Start your 30-day free trial. No credit card to start, and a 30-day money-back guarantee if you convert and change your mind. Start free or try the sandbox demo.
Related reading: Why fast-growing companies need a standalone internal knowledge base.
The self-assessment checklist
You have likely outgrown SharePoint for internal documentation if several of these are true:
- Documentation is scattered across multiple libraries or sites.
- Employees ask colleagues instead of searching when they need information.
- Routine updates require IT involvement or approvals.
- Multiple versions of the same policy circulate because people do not trust the repository.
- New hires rely on tribal knowledge and verbal guidance to get oriented.
- IT spends real time troubleshooting views, managing metadata, or explaining why search is not working.
If three or more apply, the issue usually is not configuration. It is fit.

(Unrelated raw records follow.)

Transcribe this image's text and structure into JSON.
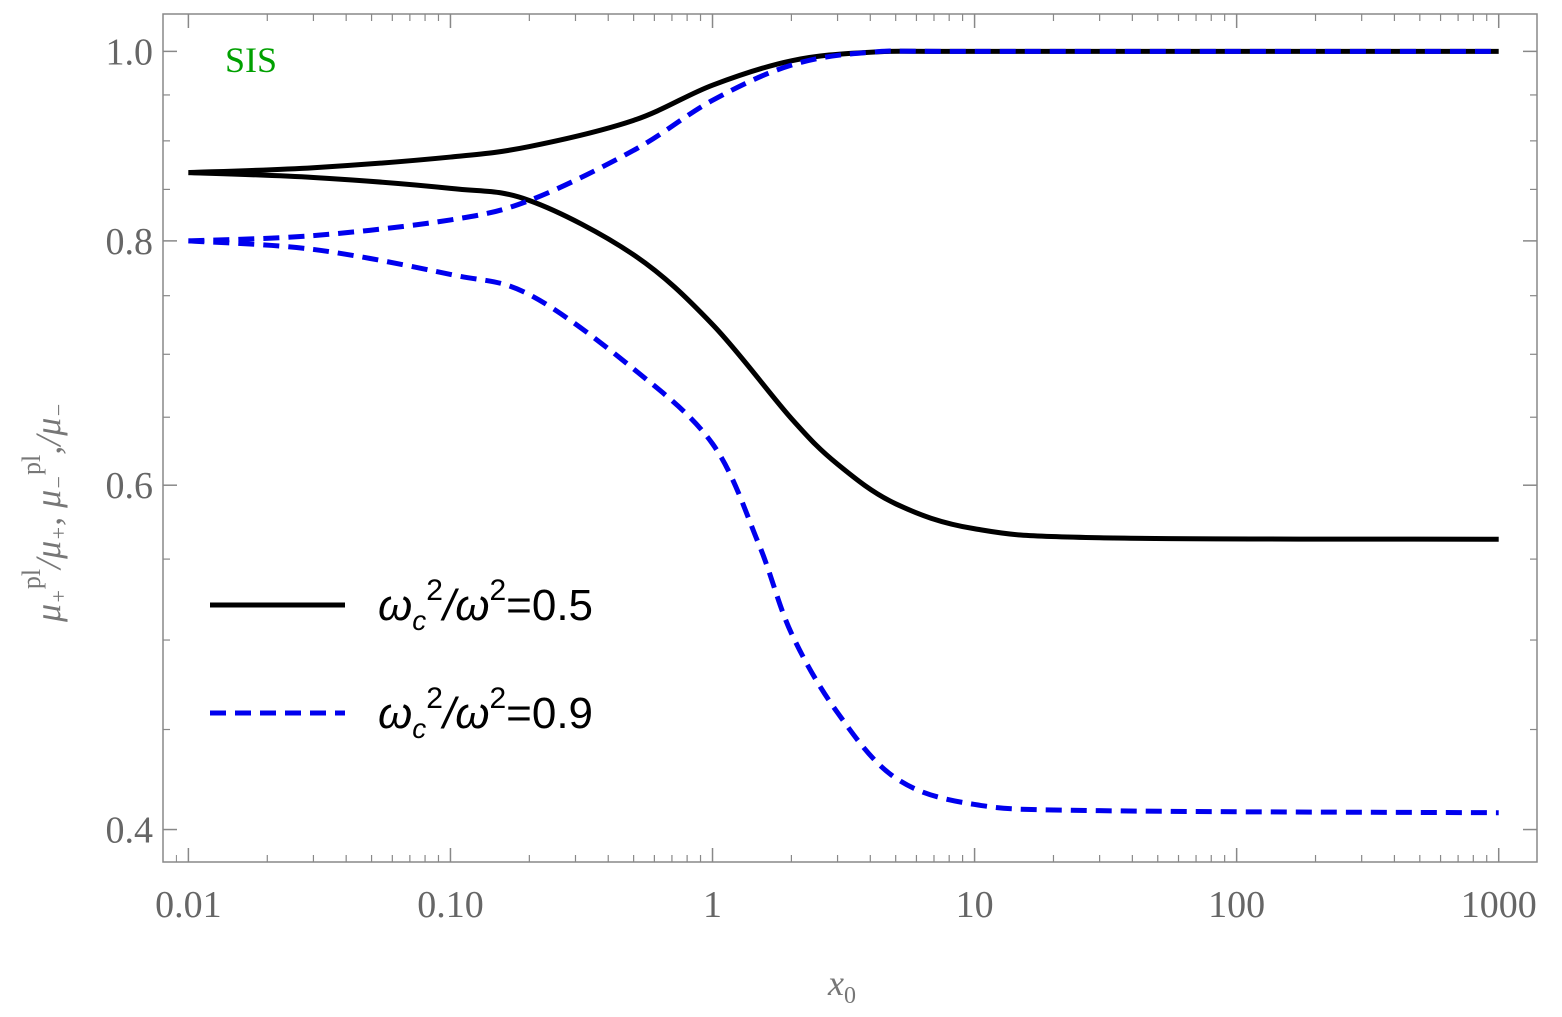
{
  "chart_data": {
    "type": "line",
    "title": "",
    "annotation": "SIS",
    "annotation_color": "#00a000",
    "xlabel": "x",
    "xlabel_sub": "0",
    "ylabel_parts": [
      "μ",
      "+",
      "pl",
      "/μ",
      "+",
      ",  μ",
      "−",
      "pl",
      ",/μ",
      "−"
    ],
    "xscale": "log",
    "yscale": "log",
    "xlim": [
      0.008,
      1400
    ],
    "ylim": [
      0.385,
      1.045
    ],
    "xticks": [
      0.01,
      0.1,
      1,
      10,
      100,
      1000
    ],
    "xtick_labels": [
      "0.01",
      "0.10",
      "1",
      "10",
      "100",
      "1000"
    ],
    "yticks": [
      0.4,
      0.6,
      0.8,
      1.0
    ],
    "ytick_labels": [
      "0.4",
      "0.6",
      "0.8",
      "1.0"
    ],
    "grid": false,
    "legend_position": "center-left",
    "series": [
      {
        "name": "ωc²/ω²=0.5",
        "legend": {
          "w": "ω",
          "c": "c",
          "sq": "2",
          "rest": "/ω",
          "sq2": "2",
          "val": "=0.5"
        },
        "color": "#000000",
        "style": "solid",
        "branch": "upper",
        "x": [
          0.01,
          0.03,
          0.1,
          0.2,
          0.5,
          1,
          2,
          4,
          10,
          1000
        ],
        "y": [
          0.867,
          0.872,
          0.883,
          0.894,
          0.922,
          0.961,
          0.989,
          0.999,
          1.0,
          1.0
        ]
      },
      {
        "name": "ωc²/ω²=0.5",
        "color": "#000000",
        "style": "solid",
        "branch": "lower",
        "x": [
          0.01,
          0.03,
          0.1,
          0.2,
          0.5,
          1,
          2,
          3,
          5,
          10,
          30,
          1000
        ],
        "y": [
          0.867,
          0.862,
          0.851,
          0.839,
          0.787,
          0.725,
          0.649,
          0.615,
          0.587,
          0.57,
          0.564,
          0.563
        ]
      },
      {
        "name": "ωc²/ω²=0.9",
        "legend": {
          "w": "ω",
          "c": "c",
          "sq": "2",
          "rest": "/ω",
          "sq2": "2",
          "val": "=0.9"
        },
        "color": "#0000ee",
        "style": "dashed",
        "branch": "upper",
        "x": [
          0.01,
          0.03,
          0.1,
          0.2,
          0.5,
          1,
          2,
          4,
          10,
          1000
        ],
        "y": [
          0.8,
          0.805,
          0.82,
          0.839,
          0.89,
          0.944,
          0.984,
          0.999,
          1.0,
          1.0
        ]
      },
      {
        "name": "ωc²/ω²=0.9",
        "color": "#0000ee",
        "style": "dashed",
        "branch": "lower",
        "x": [
          0.01,
          0.03,
          0.1,
          0.2,
          0.5,
          1,
          1.5,
          2,
          3,
          5,
          10,
          30,
          1000
        ],
        "y": [
          0.8,
          0.792,
          0.769,
          0.751,
          0.688,
          0.63,
          0.56,
          0.504,
          0.459,
          0.425,
          0.412,
          0.409,
          0.408
        ]
      }
    ]
  }
}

Moving forward without breaking what works
The tipping point is not a crisis. It is the gradual recognition that your knowledge system no longer supports how the organization operates. SharePoint for internal documentation works until it doesn’t, and the 5,000-item threshold is just the most visible symptom of a deeper mismatch between how SharePoint stores information and how a growing company needs to access it. The teams that recognize this early make the move without disruption, rather than waiting until frustration is the thing driving the decision.
If you decide to move, migration is on us. We bring your existing documentation across, structure and permissions included, so the switch is not a project you run alone. The migrations page covers how it works, and why SharePoint fails as an internal knowledge base frames the decision in more detail.
Frequently asked questions
What does SharePoint’s 5,000-item list view threshold actually mean?
It is a performance limit, not a storage limit. When SharePoint queries a list that would return more than 5,000 rows, SQL Server locks the whole table to protect the database. Views stop loading, filters break, and search turns unreliable. The documents still exist and permissions have not changed, but people cannot access them reliably, which is why you see intermittent errors that come and go.
Can metadata and indexed columns solve it?
They help, but only when everyone tags consistently and knows how to search, and that breaks down fast. One person tags a policy “Operations,” another uses “Ops,” new hires do not know which filter to use. Metadata improves performance technically without solving the usability problem as volume grows and ownership spreads.
When should a company move away from SharePoint for internal documentation?
When employees stop trusting the system: they ask colleagues instead of searching, multiple versions circulate, IT gets pulled into routine updates, and new hires rely on verbal guidance. If the tool creates friction instead of reducing it, reassess fit.
How is an internal knowledge base different from a SharePoint library?
A library stores files in folders. A knowledge base organizes information by topic and ownership and prioritizes fast retrieval and self-service. That difference matters most when documentation changes frequently and teams need answers without IT support.
Is SharePoint still a good option for a growing company?
Yes, when documentation is static, compliance-driven, and managed by a small group with IT support. The challenge appears when documentation changes often, ownership spreads across departments, and people need reliable access without IT help.